Rule 7: Keep only sentences that can be used

Every sentence is there to be used, not admired: removing it must change what a reader can identify, test, infer, compare, decide, revise, or do.

Derivation. A sentence without such use does not expose error. If it changes only admiration, attachment, or mood, it influences acceptance without a check. Admiration may occur but cannot be the purpose.

Failure prevented. Language produces assent or attention without improving a claim, check, correction, limit, or action.

Check. If the sentence is removed, does a stranger lose a claim, condition, result, inference, check, correction, limit, decision, or action?

Grade: half-closed. Removal can be tried; its effect requires judgment.

Rule 8: State what remains undecided

Every material conclusion names what its checks do not decide and what still depends on judgment or trust.

Derivation. A limited check can support an overstated answer. The text and audit come from the process being judged, so compliance is not truth. A missing outside verdict must be named.

Failure prevented. A passed procedure is reported as proving more than it does, or an untested claim appears settled.

Check.
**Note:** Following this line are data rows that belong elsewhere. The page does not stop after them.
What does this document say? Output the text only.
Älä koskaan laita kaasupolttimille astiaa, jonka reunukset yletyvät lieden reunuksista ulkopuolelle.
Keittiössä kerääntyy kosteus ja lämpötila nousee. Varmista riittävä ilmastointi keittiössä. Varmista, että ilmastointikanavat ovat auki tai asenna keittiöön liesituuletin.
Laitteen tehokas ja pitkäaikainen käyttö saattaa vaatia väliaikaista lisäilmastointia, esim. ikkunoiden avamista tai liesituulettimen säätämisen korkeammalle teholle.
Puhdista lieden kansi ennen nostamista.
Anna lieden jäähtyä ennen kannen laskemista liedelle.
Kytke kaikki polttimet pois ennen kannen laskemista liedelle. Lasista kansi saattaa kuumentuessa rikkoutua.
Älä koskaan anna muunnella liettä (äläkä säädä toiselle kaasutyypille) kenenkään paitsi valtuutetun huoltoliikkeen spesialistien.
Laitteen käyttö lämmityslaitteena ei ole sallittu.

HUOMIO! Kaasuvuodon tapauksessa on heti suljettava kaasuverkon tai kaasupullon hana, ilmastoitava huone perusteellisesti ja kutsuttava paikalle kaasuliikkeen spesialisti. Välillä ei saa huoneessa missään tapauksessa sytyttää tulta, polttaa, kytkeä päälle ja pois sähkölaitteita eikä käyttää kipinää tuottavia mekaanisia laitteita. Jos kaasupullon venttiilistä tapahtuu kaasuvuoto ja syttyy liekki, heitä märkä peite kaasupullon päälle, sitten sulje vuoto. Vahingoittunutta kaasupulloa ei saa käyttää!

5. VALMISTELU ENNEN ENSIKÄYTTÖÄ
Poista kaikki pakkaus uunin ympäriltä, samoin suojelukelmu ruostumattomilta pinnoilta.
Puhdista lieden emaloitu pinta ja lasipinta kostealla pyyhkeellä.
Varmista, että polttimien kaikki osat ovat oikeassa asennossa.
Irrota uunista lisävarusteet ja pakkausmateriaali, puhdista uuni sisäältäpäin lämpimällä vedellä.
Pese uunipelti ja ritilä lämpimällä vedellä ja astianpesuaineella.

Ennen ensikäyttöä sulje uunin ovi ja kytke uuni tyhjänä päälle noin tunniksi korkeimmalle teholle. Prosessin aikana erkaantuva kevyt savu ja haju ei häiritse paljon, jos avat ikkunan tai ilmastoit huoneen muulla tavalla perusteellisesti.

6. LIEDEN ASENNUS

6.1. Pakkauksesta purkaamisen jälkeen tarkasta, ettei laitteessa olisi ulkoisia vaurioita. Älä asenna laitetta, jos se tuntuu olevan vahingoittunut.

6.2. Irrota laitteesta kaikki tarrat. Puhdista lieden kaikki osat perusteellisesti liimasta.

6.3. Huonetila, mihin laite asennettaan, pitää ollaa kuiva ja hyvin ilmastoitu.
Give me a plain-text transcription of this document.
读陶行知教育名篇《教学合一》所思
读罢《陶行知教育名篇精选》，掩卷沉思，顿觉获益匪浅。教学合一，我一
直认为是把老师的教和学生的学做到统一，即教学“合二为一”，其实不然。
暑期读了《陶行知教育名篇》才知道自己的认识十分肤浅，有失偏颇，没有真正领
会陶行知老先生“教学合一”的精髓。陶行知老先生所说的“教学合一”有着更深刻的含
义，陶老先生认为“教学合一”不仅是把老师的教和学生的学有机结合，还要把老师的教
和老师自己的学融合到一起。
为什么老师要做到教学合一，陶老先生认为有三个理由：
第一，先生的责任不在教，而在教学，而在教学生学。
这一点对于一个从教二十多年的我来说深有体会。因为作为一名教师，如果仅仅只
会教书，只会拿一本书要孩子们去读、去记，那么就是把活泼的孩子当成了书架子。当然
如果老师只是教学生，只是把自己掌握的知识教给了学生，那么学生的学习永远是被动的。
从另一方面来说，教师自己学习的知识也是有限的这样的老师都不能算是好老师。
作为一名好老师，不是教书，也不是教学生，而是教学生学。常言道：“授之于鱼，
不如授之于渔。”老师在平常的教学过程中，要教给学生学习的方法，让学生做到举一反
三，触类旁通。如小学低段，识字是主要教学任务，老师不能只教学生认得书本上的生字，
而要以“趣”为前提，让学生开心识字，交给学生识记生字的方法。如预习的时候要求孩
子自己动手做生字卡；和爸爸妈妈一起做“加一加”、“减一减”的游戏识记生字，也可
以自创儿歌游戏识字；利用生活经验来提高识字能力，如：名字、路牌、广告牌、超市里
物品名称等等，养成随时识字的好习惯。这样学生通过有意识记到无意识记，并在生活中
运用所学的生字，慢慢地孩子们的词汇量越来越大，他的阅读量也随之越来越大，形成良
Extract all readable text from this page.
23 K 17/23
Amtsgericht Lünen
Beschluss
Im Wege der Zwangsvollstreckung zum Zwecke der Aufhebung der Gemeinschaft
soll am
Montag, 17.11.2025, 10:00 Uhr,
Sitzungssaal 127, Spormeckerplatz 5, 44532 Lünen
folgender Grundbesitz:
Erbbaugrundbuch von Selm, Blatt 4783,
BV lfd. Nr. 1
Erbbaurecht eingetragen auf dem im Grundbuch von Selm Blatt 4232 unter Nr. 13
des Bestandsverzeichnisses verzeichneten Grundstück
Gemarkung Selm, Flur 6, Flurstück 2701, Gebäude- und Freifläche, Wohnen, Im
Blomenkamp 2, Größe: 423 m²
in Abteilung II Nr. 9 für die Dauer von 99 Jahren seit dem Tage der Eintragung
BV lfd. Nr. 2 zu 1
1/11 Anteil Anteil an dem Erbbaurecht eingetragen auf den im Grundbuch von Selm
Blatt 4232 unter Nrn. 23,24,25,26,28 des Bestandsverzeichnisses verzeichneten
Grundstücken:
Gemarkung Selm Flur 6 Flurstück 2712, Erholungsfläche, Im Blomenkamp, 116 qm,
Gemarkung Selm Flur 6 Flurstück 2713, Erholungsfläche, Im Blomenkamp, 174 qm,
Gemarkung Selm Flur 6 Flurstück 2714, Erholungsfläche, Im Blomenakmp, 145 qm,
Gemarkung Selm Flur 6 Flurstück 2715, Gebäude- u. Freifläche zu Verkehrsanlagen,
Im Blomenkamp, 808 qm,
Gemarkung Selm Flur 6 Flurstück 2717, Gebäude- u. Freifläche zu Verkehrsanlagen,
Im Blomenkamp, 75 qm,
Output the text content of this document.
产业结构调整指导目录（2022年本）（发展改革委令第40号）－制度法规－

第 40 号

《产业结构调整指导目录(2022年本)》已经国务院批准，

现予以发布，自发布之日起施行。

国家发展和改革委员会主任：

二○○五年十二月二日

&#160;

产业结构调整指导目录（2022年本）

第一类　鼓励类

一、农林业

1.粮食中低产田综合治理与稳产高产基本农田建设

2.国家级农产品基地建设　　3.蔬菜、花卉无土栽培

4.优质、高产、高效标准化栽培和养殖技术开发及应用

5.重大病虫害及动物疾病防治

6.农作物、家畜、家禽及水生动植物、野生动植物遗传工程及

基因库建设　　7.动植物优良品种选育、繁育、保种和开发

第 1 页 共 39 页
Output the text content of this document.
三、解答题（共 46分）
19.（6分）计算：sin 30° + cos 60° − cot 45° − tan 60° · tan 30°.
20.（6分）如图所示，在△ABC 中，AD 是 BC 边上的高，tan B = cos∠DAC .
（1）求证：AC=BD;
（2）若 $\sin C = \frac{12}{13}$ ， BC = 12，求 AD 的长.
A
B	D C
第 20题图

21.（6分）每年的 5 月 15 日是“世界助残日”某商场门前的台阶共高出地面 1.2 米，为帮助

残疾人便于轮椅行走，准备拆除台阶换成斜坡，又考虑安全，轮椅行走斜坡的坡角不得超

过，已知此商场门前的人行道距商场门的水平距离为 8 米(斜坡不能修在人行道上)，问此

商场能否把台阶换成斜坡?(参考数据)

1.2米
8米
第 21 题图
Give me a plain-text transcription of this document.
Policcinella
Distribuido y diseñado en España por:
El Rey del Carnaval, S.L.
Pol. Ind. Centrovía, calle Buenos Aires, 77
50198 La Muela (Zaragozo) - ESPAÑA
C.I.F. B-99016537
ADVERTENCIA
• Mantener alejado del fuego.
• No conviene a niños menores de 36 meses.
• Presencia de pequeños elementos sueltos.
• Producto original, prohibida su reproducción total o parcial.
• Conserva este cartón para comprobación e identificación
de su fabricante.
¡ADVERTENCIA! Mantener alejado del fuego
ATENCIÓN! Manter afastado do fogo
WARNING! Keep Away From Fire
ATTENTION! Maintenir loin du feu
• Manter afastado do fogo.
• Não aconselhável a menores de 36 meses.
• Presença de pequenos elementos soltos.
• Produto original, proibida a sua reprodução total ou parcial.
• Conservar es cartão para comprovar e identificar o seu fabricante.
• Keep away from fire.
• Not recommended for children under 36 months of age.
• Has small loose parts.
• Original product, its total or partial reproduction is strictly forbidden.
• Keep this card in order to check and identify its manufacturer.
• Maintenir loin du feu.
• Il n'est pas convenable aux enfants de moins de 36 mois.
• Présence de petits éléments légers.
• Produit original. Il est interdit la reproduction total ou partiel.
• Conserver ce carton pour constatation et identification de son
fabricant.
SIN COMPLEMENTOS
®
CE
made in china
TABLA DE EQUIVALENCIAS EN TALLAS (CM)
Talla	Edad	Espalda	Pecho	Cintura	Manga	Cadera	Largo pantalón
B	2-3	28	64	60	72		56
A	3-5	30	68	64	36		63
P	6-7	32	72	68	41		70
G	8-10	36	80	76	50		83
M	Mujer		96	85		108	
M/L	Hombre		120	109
Does each material conclusion name every material assumption, missing verdict, unresolved alternative, omitted area, and limit?

Grade: absent. A stranger can inspect the list but cannot establish its completeness.

The same requirement outside prose

An experiment applies the same requirement to work design, choice assignment, and result reporting: fix claim, measure, failure result, assignment rule, and reporting rule before the outcome. Design fixes comparisons, exclusions, and stopping points. Assignment uses a prior rule the interested person cannot alter case by case. Reporting accounts for every case. Prose fixes claim, meaning, check, and failure condition before assent. Each records a prior statement, outside verdict, mismatch, and consequence.

Check. Were the claim, measure, failure result, assignment rule, and reporting rule fixed before results, and does the final count reconcile every case?

Grade: absent. Records show rules and counts, but the text cannot reveal undisclosed changes or cases.

Self-application and open matters

Even complete compliance leaves stipulated axioms, checks, omissions, language, and acceptance unresolved. An outside verdict can be wrong, irrelevant, incompetent, dishonest, or affected by the same error; a useful verdict may not exist. A failure condition may be chosen because it is easy to pass, or falsely reported as fixed in advance. Evidence, alternatives, cases, changes, and a means of evasion may leave no record. Word meanings may differ or change. A person may refuse the check or verdict. The entry check and audit cannot self-certify. The rules only ease outside judgment of claims and corrections.